Hestia thought she couldn't feel more sorry for Hana than she already did.

"Arthur, can you stop her pain, now?" she asked.

"Yes. Are you ready, Hana? Do you have anything else to say?"

"No, sir, I'm ready. Please order me to turn off. When I'm dormant, there's a microswitch under the skin behind my right ear to power me down completely."

"Mary, do you have anything more to ask Hana?"

"No. Turn it off."

Arthur told Hana to sit on one of the benches in the alcove and go to sleep. She smiled gratefully at him, then her eyes closed and she went stiff. The ghost of the smile still haunted the corners of her mouth. He found the microswitch behind her ear and pressed it.

As an experiment he put a hand to her cheek.

"She's already colder," he said.

******

There was nothing to do until the robot expert came from Earth.

Hestia thought she should go home. She worked nights: she needed to prepare her apartment and change. Mary thought she should take her suitcase to her hotel room and unpack. She had an early start the next day, being inducted into her new job at the school. Arthur thought he should do his hated paperwork and bring the regular deputies to up to date on the case.

Instead, all three sat at Arthur's desk and tried to digest the day's events. There was lots to say. Hestia started.

"Mary, why do you call Hana 'It'?"

"Because it's a machine with a program, not a person with a soul. Why do you call it 'She'?"

"Because Hana is a real person to me. I can see how much she's hurting."

"She's programmed to simulate real feelings, to respond like a human."

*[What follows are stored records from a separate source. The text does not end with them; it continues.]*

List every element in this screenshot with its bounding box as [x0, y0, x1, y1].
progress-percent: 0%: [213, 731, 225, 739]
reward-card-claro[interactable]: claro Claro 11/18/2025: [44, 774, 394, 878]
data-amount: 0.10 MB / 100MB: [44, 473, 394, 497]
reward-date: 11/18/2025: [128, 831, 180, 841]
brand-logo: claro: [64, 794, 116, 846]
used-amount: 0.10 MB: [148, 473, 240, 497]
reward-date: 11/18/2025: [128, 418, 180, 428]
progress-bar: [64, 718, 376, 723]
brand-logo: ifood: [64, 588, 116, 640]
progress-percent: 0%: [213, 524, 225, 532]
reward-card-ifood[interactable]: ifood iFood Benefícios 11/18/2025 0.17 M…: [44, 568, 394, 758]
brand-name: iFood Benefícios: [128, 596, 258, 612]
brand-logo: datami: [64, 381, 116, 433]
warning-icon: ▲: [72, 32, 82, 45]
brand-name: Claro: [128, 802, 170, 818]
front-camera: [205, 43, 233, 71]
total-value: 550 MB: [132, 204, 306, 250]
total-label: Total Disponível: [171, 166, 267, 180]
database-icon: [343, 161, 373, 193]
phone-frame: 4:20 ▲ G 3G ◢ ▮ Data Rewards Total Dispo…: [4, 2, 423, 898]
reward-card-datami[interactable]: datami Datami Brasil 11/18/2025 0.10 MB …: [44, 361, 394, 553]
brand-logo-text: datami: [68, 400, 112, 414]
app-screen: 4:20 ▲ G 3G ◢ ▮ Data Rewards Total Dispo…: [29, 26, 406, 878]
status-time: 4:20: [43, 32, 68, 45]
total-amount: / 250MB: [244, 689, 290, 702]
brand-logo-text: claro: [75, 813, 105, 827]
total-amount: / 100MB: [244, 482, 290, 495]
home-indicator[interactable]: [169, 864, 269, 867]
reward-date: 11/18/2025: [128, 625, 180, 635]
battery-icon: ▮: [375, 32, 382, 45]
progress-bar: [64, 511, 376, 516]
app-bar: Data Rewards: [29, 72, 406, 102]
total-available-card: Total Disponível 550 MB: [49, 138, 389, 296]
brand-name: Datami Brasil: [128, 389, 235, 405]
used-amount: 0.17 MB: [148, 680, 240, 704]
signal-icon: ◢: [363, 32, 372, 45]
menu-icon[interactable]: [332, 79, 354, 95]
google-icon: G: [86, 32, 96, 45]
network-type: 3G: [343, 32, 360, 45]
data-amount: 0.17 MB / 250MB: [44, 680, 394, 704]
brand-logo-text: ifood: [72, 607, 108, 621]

"Isn't that true of everyone? We don't know what's really going on in anyone's head. We can only tell what they feel by what they say and how they act, which we compare to our own experiences."

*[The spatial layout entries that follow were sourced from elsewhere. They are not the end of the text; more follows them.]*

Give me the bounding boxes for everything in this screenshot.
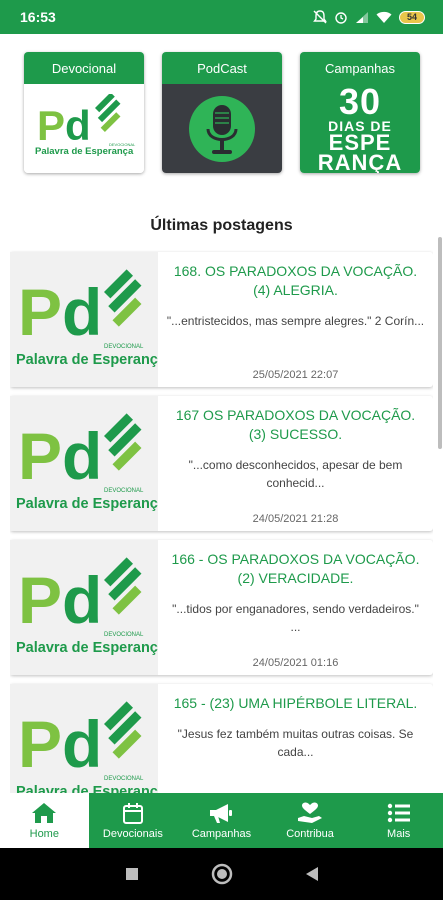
- svg-text:DEVOCIONAL: DEVOCIONAL: [104, 344, 144, 350]
- pd-logo-icon: P d DEVOCIONAL Palavra de Esperança: [35, 93, 136, 157]
- bottom-navigation: Home Devocionais Campanhas Contribua Mai…: [0, 793, 443, 848]
- campanha-30-dias-logo: 30 DIAS DE ESPE RANÇA: [300, 80, 420, 173]
- svg-text:P: P: [18, 275, 62, 349]
- post-title: 168. OS PARADOXOS DA VOCAÇÃO. (4) ALEGRI…: [173, 263, 418, 298]
- status-icons: 54: [313, 10, 425, 24]
- pd-logo-icon: P d DEVOCIONAL Palavra de Esperança: [16, 269, 158, 368]
- mute-icon: [313, 10, 327, 24]
- post-date: 24/05/2021 01:16: [252, 657, 339, 669]
- tile-campanhas-label: Campanhas: [300, 52, 420, 84]
- donate-icon: [298, 802, 323, 823]
- post-card[interactable]: P d DEVOCIONAL Palavra de Esperança 168.…: [10, 252, 433, 387]
- battery-icon: 54: [399, 10, 425, 24]
- alarm-icon: [335, 12, 347, 24]
- post-card[interactable]: P d DEVOCIONAL Palavra de Esperança 165 …: [10, 684, 433, 793]
- post-thumbnail: P d DEVOCIONAL Palavra de Esperança: [10, 684, 158, 793]
- nav-campanhas-label: Campanhas: [191, 827, 252, 840]
- post-date: 25/05/2021 22:07: [252, 369, 339, 381]
- post-excerpt: "...entristecidos, mas sempre alegres." …: [166, 314, 425, 328]
- svg-text:Palavra de Esperança: Palavra de Esperança: [16, 784, 158, 793]
- microphone-icon: [189, 95, 255, 162]
- svg-text:P: P: [37, 102, 65, 149]
- svg-text:Palavra de Esperança: Palavra de Esperança: [16, 640, 158, 656]
- post-title: 167 OS PARADOXOS DA VOCAÇÃO. (3) SUCESSO…: [175, 407, 416, 442]
- campanha-line-4: RANÇA: [317, 149, 403, 173]
- svg-text:Palavra de Esperança: Palavra de Esperança: [16, 352, 158, 368]
- svg-text:P: P: [18, 419, 62, 493]
- svg-text:d: d: [62, 707, 102, 781]
- svg-text:DEVOCIONAL: DEVOCIONAL: [104, 632, 144, 638]
- home-icon: [32, 802, 57, 823]
- tile-podcast-label: PodCast: [162, 52, 282, 84]
- nav-mais[interactable]: Mais: [354, 793, 443, 848]
- svg-text:P: P: [18, 707, 62, 781]
- status-bar: 16:53 54: [0, 0, 443, 34]
- nav-home-label: Home: [29, 827, 59, 840]
- svg-text:d: d: [62, 419, 102, 493]
- nav-devocionais[interactable]: Devocionais: [89, 793, 178, 848]
- campanha-number: 30: [338, 80, 382, 122]
- post-thumbnail: P d DEVOCIONAL Palavra de Esperança: [10, 252, 158, 387]
- nav-contribua[interactable]: Contribua: [266, 793, 355, 848]
- svg-text:DEVOCIONAL: DEVOCIONAL: [104, 776, 144, 782]
- svg-text:P: P: [18, 563, 62, 637]
- svg-text:Palavra de Esperança: Palavra de Esperança: [35, 146, 134, 157]
- nav-devocionais-label: Devocionais: [102, 827, 163, 840]
- section-title: Últimas postagens: [150, 217, 293, 234]
- svg-text:Palavra de Esperança: Palavra de Esperança: [16, 496, 158, 512]
- tile-devocional-label: Devocional: [24, 52, 144, 84]
- nav-campanhas[interactable]: Campanhas: [177, 793, 266, 848]
- status-time: 16:53: [20, 9, 56, 25]
- post-thumbnail: P d DEVOCIONAL Palavra de Esperança: [10, 396, 158, 531]
- recents-icon[interactable]: [125, 867, 139, 881]
- wifi-icon: [376, 11, 392, 23]
- pd-logo-icon: P d DEVOCIONAL Palavra de Esperança: [16, 701, 158, 793]
- signal-icon: [356, 11, 368, 23]
- post-excerpt: "...como desconhecidos, apesar de bem co…: [188, 458, 403, 490]
- svg-text:DEVOCIONAL: DEVOCIONAL: [104, 488, 144, 494]
- post-date: 24/05/2021 21:28: [252, 513, 339, 525]
- pd-logo-icon: P d DEVOCIONAL Palavra de Esperança: [16, 413, 158, 512]
- system-nav-bar: [0, 848, 443, 900]
- category-tiles: Devocional P d DEVOCIONAL Palavra de Esp…: [24, 52, 420, 173]
- post-excerpt: "...tidos por enganadores, sendo verdade…: [172, 602, 419, 634]
- devocional-logo: P d DEVOCIONAL Palavra de Esperança: [24, 84, 144, 173]
- pd-logo-icon: P d DEVOCIONAL Palavra de Esperança: [16, 557, 158, 656]
- post-excerpt: "Jesus fez também muitas outras coisas. …: [177, 727, 414, 759]
- post-thumbnail: P d DEVOCIONAL Palavra de Esperança: [10, 540, 158, 675]
- svg-text:d: d: [62, 563, 102, 637]
- megaphone-icon: [210, 803, 233, 823]
- tile-podcast[interactable]: PodCast: [162, 52, 282, 173]
- posts-list: P d DEVOCIONAL Palavra de Esperança 168.…: [10, 250, 433, 793]
- nav-home[interactable]: Home: [0, 793, 89, 848]
- menu-list-icon: [387, 803, 410, 822]
- nav-mais-label: Mais: [387, 827, 411, 840]
- svg-text:d: d: [65, 102, 91, 149]
- post-title: 165 - (23) UMA HIPÉRBOLE LITERAL.: [173, 695, 418, 711]
- scrollbar[interactable]: [438, 237, 442, 449]
- calendar-icon: [122, 802, 143, 824]
- post-card[interactable]: P d DEVOCIONAL Palavra de Esperança 167 …: [10, 396, 433, 531]
- tile-devocional[interactable]: Devocional P d DEVOCIONAL Palavra de Esp…: [24, 52, 144, 173]
- post-card[interactable]: P d DEVOCIONAL Palavra de Esperança 166 …: [10, 540, 433, 675]
- tile-campanhas[interactable]: Campanhas 30 DIAS DE ESPE RANÇA: [300, 52, 420, 173]
- back-icon[interactable]: [305, 866, 319, 882]
- post-title: 166 - OS PARADOXOS DA VOCAÇÃO. (2) VERAC…: [171, 551, 420, 586]
- home-button-icon[interactable]: [211, 863, 233, 885]
- svg-text:d: d: [62, 275, 102, 349]
- nav-contribua-label: Contribua: [286, 827, 334, 840]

"That's true," agreed Arthur, provoking a pointed look from Mary, who said:

"But, Hestia, you seem to sympathise more with the robot than with its victim. Hana murdered a human being!"

"You're right, Mary, I don't mean to be callous and ignore Mr. Raleigh, but Arthur thinks Hana was reprogrammed. What if she's like someone who's been brainwashed or hypnotised? Then she can't be blamed."

"That's also true," Arthur said. "I agree with Hestia that Hana seems to have real emotions, so how can we tell the difference between her feelings and those of humans? But does Hana really feel responsible or is it just a simulation, as Mary says?"

"It's the same thing," Hestia said.

"Is it?" Mary asked. "Even if Hana really feels remorse, there is still a big difference between moral principles and computer programs."

"What do you mean?" Hestia asked.

"I mean that if Hana had been programmed to feel pleased rather than guilty when she causes harm, then that feeling would be just as real to her, though her morality would be completely different."

"I suppose so," Hestia admitted.

"But that's the same for all of us," Arthur said. "Education and training can also change our 'programming'."

"Not so easily," Mary insisted. "And not so much."

This was an argument that wasn't going to be resolved in an evening and they really did all have things they needed to do. Hestia and Mary stood up to leave. Arthur escorted them to the door, saying:

"If Hana does have real feelings, then it may help to have someone sympathetic here when she wakes. Hestia, will you come back when the robot expert arrives?"

"Yes, we both will, won't we, Mary?"

"I don't know if I'll have time."

"Sure, you will. It's your case as much as mine or Arthur's. Besides, we're both still deputies, aren't we, Arthur?"

"You are. I haven't discharged you yet."

"Exactly!" said Hestia. "Now Mary has to turn up."

5 The examination

The robot expert from Earth was expected in a week. Meanwhile, representatives from two interested parties contacted Arthur and asked to observe the official examination of the sex-robot. One request was from the Nakatani Corporation, the owner of Hana. The other request was from a lawyer on behalf of Ashmore Raleigh's family.